Gaol - jail
Jail and gaol, meaning 'prison', are the same word, now pronounced in the same way ('jale', IPA: /dʒeɪl/). Jail is the spelling to use in everyday English, and is the only spelling recognized in American English; gaol in British English is an archaic usage which survives in official and legal usage. Writers might also care to use it in some historical contexts - where it is certainly to be read. Until the seventeenth century, according to Hoad, 1996, gaol was pronounced with a hard -g-, 'gay-all' IPA: /ˈgeɪ əl/, after which the current pronunciation became the accepted. (The two spellings are equally old.) The two words are derivations of the same original in two different varieties of French, which both contributed them to English. Gaol is Norman French, and jail the more standard Old French
- The original is a Late Latin gabiola, for a postulated caveola, diminutive of cavea, 'hollow, cavity, den, cage, coop'. There was a not uncommon change of -ea to a more consonantal sound as '-ya' or '-ja' as the Romance languages developed out of Latin: this happened differently in Northern and Parisian forms of French.
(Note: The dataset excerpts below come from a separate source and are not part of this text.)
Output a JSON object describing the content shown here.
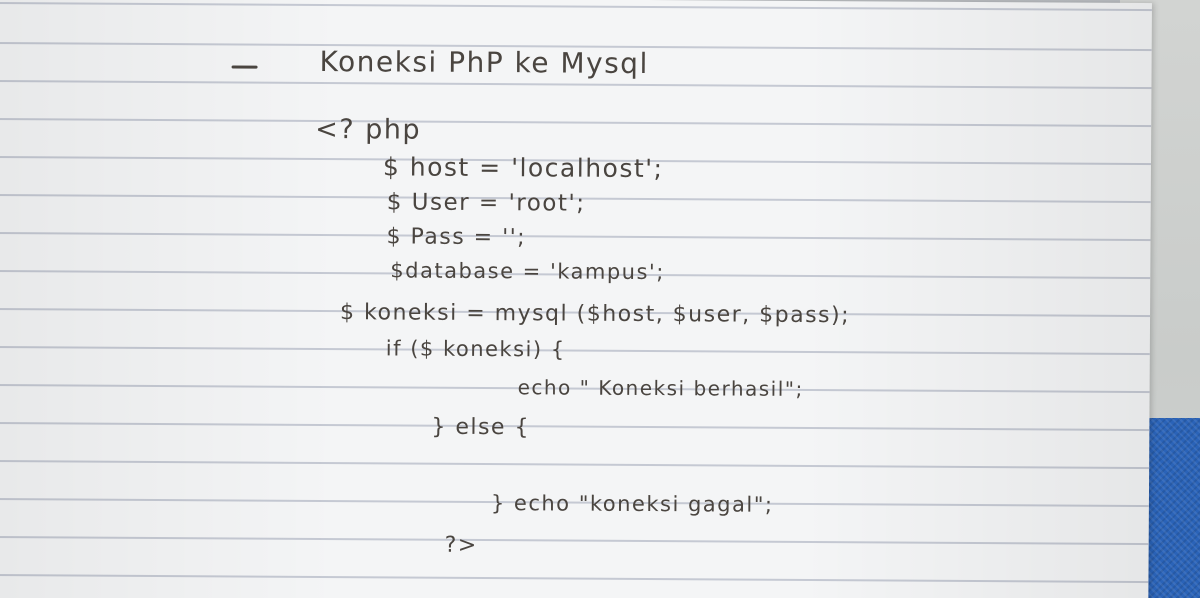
{
  "notebook": {
    "title": "Koneksi PhP ke Mysql",
    "code_lines": [
      "<? php",
      "$ host = 'localhost';",
      "$ User = 'root';",
      "$ Pass = '';",
      "$database = 'kampus';",
      "$ koneksi = mysql ($host, $user, $pass);",
      "if ($ koneksi) {",
      "echo \" Koneksi berhasil\";",
      "} else {",
      "} echo \"koneksi gagal\";",
      "?>"
    ]
  }
}
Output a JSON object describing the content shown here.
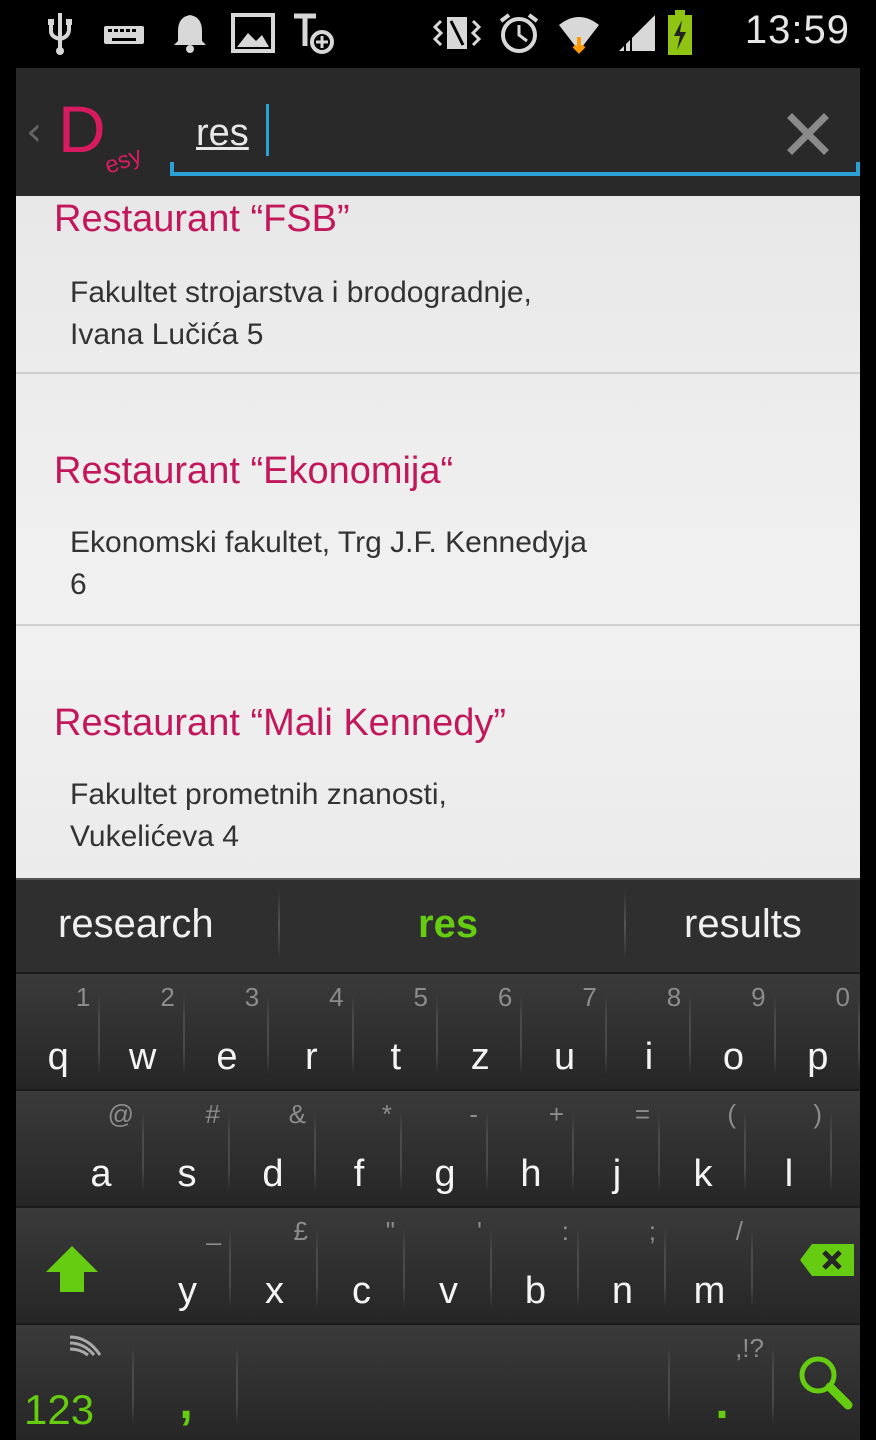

- Gaol is the form that developed in Norman French (as gaiole, gayolle or gaole), and was thus the form used in law. (Law French, a fossil of the Norman Conquest was an official language of the courts until finally abandoned in 1731.) So this is the form to be seen in older official use, in Britain. (Middle English forms include gayole, gayhole, gayol, gayll, gaylle, gaill, gaille and gayle.)
- Jail is the form adopted in Parisian, or central, French, where it took such forms as jaiole, jaole, jeole, geole and geôle (with soft -g-s) .
Don't confuse gaol with goal - a common typographical error, not detected by most spell-checkers. This is an old error: it is recorded as early as the sixteenth century.